Employees Are Much More Concerned About Working in the ‘Metaverse’ Than Their Boss Is

Employees Are Much More Concerned About Working in the ‘Metaverse’ Than Their Boss Is
Photo: skipper_sr, Shutterstock

Beyond the battle between employees and their bosses over hybrid or remote work, there could soon be a new axis to add to this strange paradigm: workers being forced to clamp a VR headset to their cranium to pretend to be close to coworkers in a virtual office. Even though the metaverse does not yet truly exist, employers already seem much more taken by virtual office settings than their workers are.

A new survey released Thursday by ExpressVPN took the thoughts of 1,500 staff and 1,500 bosses in the U.S. about working in the still-nebulous concept of “the metaverse.” For anybody who’s slogged in office drudgery for any amount of time, the results weren’t that surprising, but they do show a growing disconnect between workers and their employers about digital surveillance and connectivity versus productivity.

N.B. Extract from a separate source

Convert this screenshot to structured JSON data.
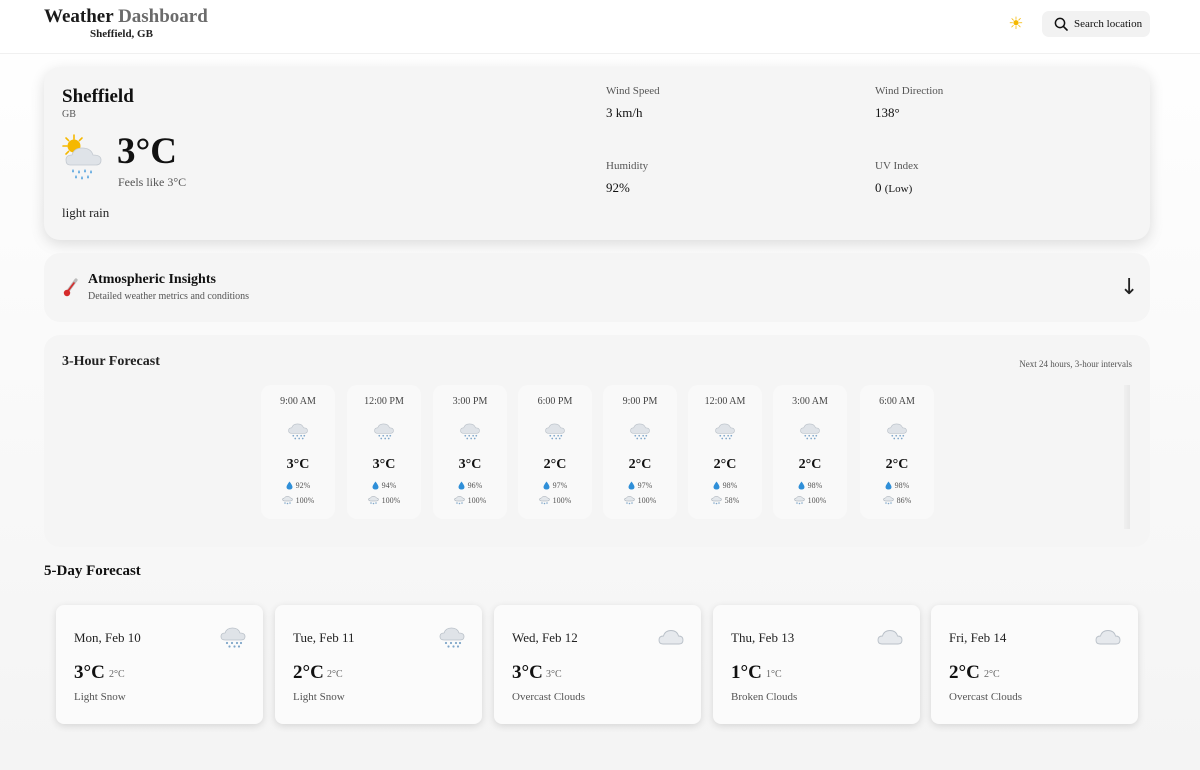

Though the data comes from a relatively small sample set, it already makes it clear employees feel much more concerned than their employers about being forced to use VR to access the workplace. Employers overall were far more excited and optimistic about the metaverse in the workplace than workers were. Across the board, workers were more likely to be anxious and suspicious about the concept of “the metaverse” than their bosses were. Bigger companies, those with more than 500 people employed, were also more likely to think the metaverse would have a more positive impact on stress or work-life balance.

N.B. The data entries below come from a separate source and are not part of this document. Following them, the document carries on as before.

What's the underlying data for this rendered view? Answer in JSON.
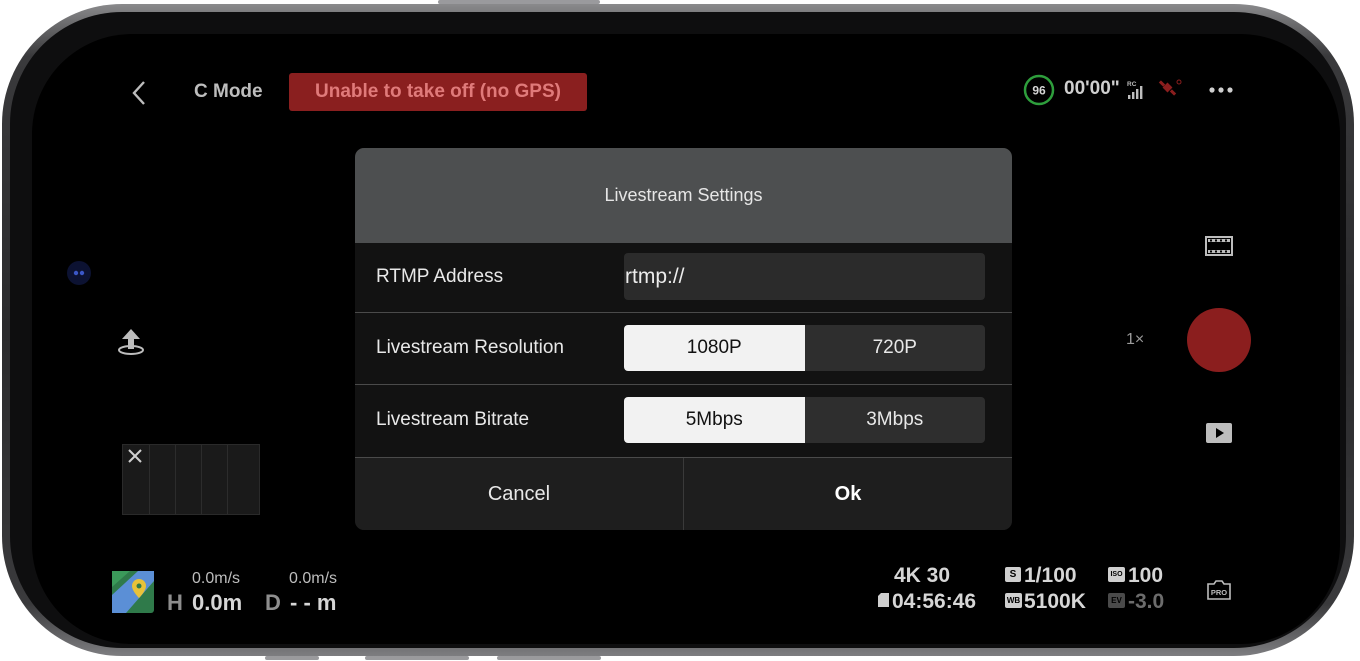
{
  "top_bar": {
    "mode": "C Mode",
    "warning": "Unable to take off (no GPS)",
    "battery": "96",
    "flight_time": "00'00\"",
    "rc_label": "RC"
  },
  "side": {
    "zoom": "1×"
  },
  "telemetry": {
    "horizontal_speed": "0.0m/s",
    "vertical_speed": "0.0m/s",
    "height_letter": "H",
    "height_value": "0.0m",
    "distance_letter": "D",
    "distance_value": "- - m"
  },
  "camera": {
    "resolution": "4K 30",
    "remaining_time": "04:56:46",
    "shutter_badge": "S",
    "shutter": "1/100",
    "wb_badge": "WB",
    "white_balance": "5100K",
    "iso_badge": "ISO",
    "iso": "100",
    "ev_badge": "EV",
    "ev": "-3.0",
    "pro_label": "PRO"
  },
  "dialog": {
    "title": "Livestream Settings",
    "rtmp_label": "RTMP Address",
    "rtmp_value": "rtmp://",
    "resolution_label": "Livestream Resolution",
    "resolution_options": [
      "1080P",
      "720P"
    ],
    "resolution_selected": "1080P",
    "bitrate_label": "Livestream Bitrate",
    "bitrate_options": [
      "5Mbps",
      "3Mbps"
    ],
    "bitrate_selected": "5Mbps",
    "cancel_label": "Cancel",
    "ok_label": "Ok"
  },
  "colors": {
    "warning_bg": "#8a1f1f",
    "record": "#8b1e1e",
    "battery_ring": "#2e9e3c",
    "dialog_header": "#4d4f50"
  }
}
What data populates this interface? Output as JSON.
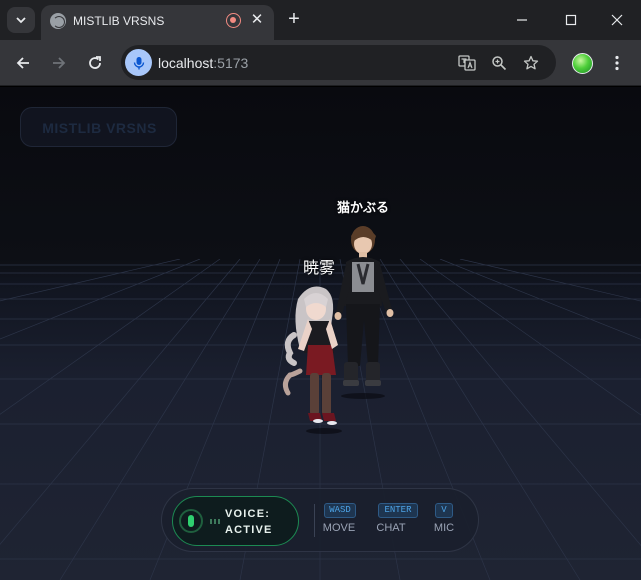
{
  "browser": {
    "tab_title": "MISTLIB VRSNS",
    "new_tab_symbol": "+",
    "close_symbol": "✕",
    "url_host": "localhost",
    "url_port": ":5173"
  },
  "scene": {
    "brand": "MISTLIB VRSNS",
    "avatars": [
      {
        "name": "猫かぶる"
      },
      {
        "name": "暁雾"
      }
    ]
  },
  "hud": {
    "voice_label": "VOICE:",
    "voice_status": "ACTIVE",
    "controls": [
      {
        "key": "WASD",
        "label": "MOVE"
      },
      {
        "key": "ENTER",
        "label": "CHAT"
      },
      {
        "key": "V",
        "label": "MIC"
      }
    ]
  },
  "colors": {
    "chrome_dark": "#202124",
    "chrome_mid": "#35363a",
    "voice_active": "#2fd070",
    "keycap_text": "#4da3e6"
  }
}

And of course, this tech will allow employers to better keep track of employees. The ExpressVPN survey mentioned that while 55% of those surveyed know their boss is spying on them or their work, 73% of employers admit they were surveilling their employees. In addition, 63% of workers said they were concerned their boss would collect their data in an office metaverse environment, especially their real-time location and screen activity. In the survey, employers admitted they were most likely going to monitor website visits and screen activity, but some did say they would also track body and eye movement and social interactions.

Of those surveyed, close to half of workers were concerned their employers would impinge on their digital privacy and security. Funnily enough, a bare 36% of workers said they trust Meta to lead the way into the virtual workplace scene, compared to the likes of Microsoft (61%) and Google (58%).

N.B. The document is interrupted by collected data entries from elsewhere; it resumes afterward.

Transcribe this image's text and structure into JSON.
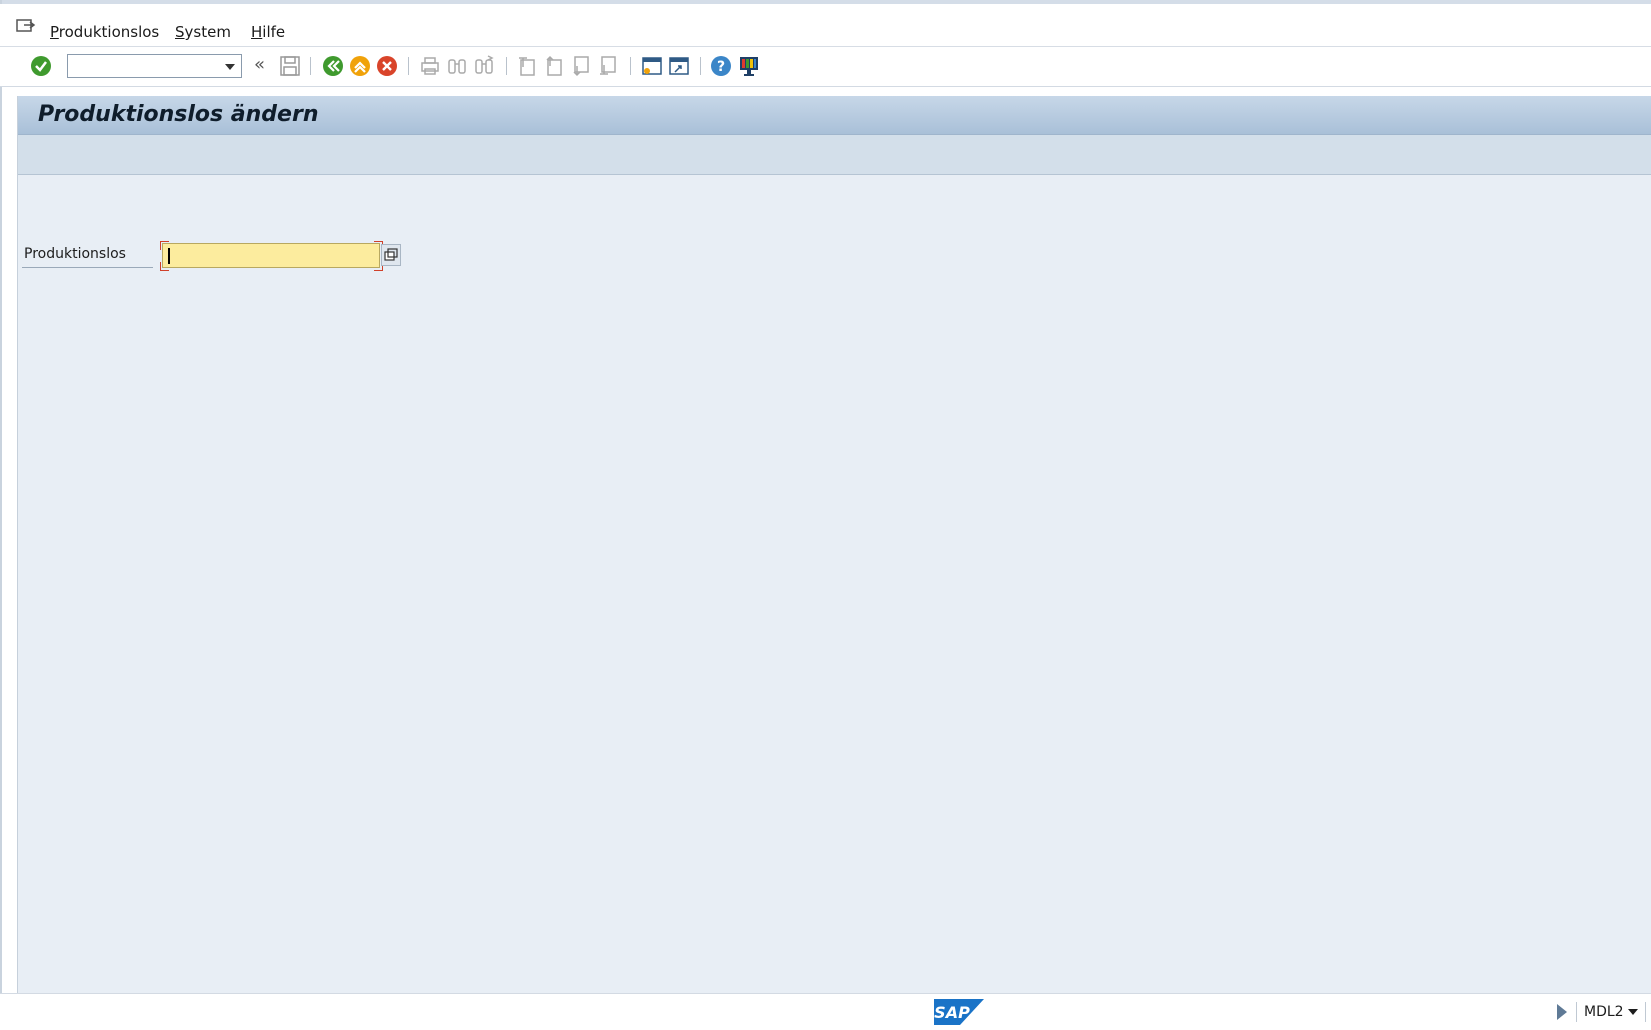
{
  "menubar": {
    "items": [
      {
        "label": "Produktionslos"
      },
      {
        "label": "System"
      },
      {
        "label": "Hilfe"
      }
    ]
  },
  "toolbar": {
    "command_field_value": "",
    "icons": [
      "enter-icon",
      "command-field",
      "dropdown-icon",
      "collapse-icon",
      "save-icon",
      "back-icon",
      "exit-icon",
      "cancel-icon",
      "print-icon",
      "find-icon",
      "find-next-icon",
      "first-page-icon",
      "previous-page-icon",
      "next-page-icon",
      "last-page-icon",
      "new-session-icon",
      "create-shortcut-icon",
      "help-icon",
      "customize-layout-icon"
    ]
  },
  "screen": {
    "title": "Produktionslos ändern"
  },
  "form": {
    "production_lot_label": "Produktionslos",
    "production_lot_value": ""
  },
  "status": {
    "logo_text": "SAP",
    "system_id": "MDL2"
  },
  "colors": {
    "content_bg": "#e8eef5",
    "title_bar": "#b5c9de",
    "required_field_bg": "#fcec9e",
    "enter_green": "#3f9a2e",
    "exit_orange": "#f0a20a",
    "cancel_red": "#d9442a",
    "sap_blue": "#1a73c7"
  }
}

These bosses already seem pretty sold on an idea that we still do not have a tangible example for. Some tech execs like Amazon’s head of devices David Limp and Snap CEO Evan Spiegel have largely called out the metaverse for being too “ambiguous and hypothetical.” The one company still championing this push is, of course, Meta. Though all we have right now is betas of creepy, bottomless avatars acting like idiots in a virtual environment akin to VRChat. Meta and Microsoft have tried to sell the idea of a persistent environment for office work. Early promotions tried to depict it as a kind of sci-fi hologram tech, but more likely the first iterations of this will be crafted 3D environments.

If anything about this office metaverse stuff is starting to sound like deja-vu, then yes, there’s long been a disconnect between how low-level employees feel about the workplace compared to their employers. The study also mentions that working stiffs on the whole are more likely to feel more connected with their coworkers through in-person meetings, email, or instant messaging, whereas bosses prefer video conferencing, and, potentially, “the metaverse.”

A recent June study from a team of researchers in Germany asked 16 people to try and spend a week working full time in VR. As can be expected, the results were not exactly stupendous. Several participants quit after a short time using the devices for work. Those who stuck it out routinely said they felt like they had more work to do than in a normal office, and they felt their overall productivity suffered. They also had to deal with increased eye strain, visual fatigue, headaches, and anything else that anybody who’s used VR for more than a few hours at a time would tell you. It’s these shortcomings of VR work that do not currently have anything approaching a remedy.

Not to mention, the idea of being forced into the metaverse to simulate an office setting seems like a defunct idea before it’s even out of the starting gate. More workers are actively demanding better work from home policies. Some recent studies have shown that those given the option to work from home are actually more productive.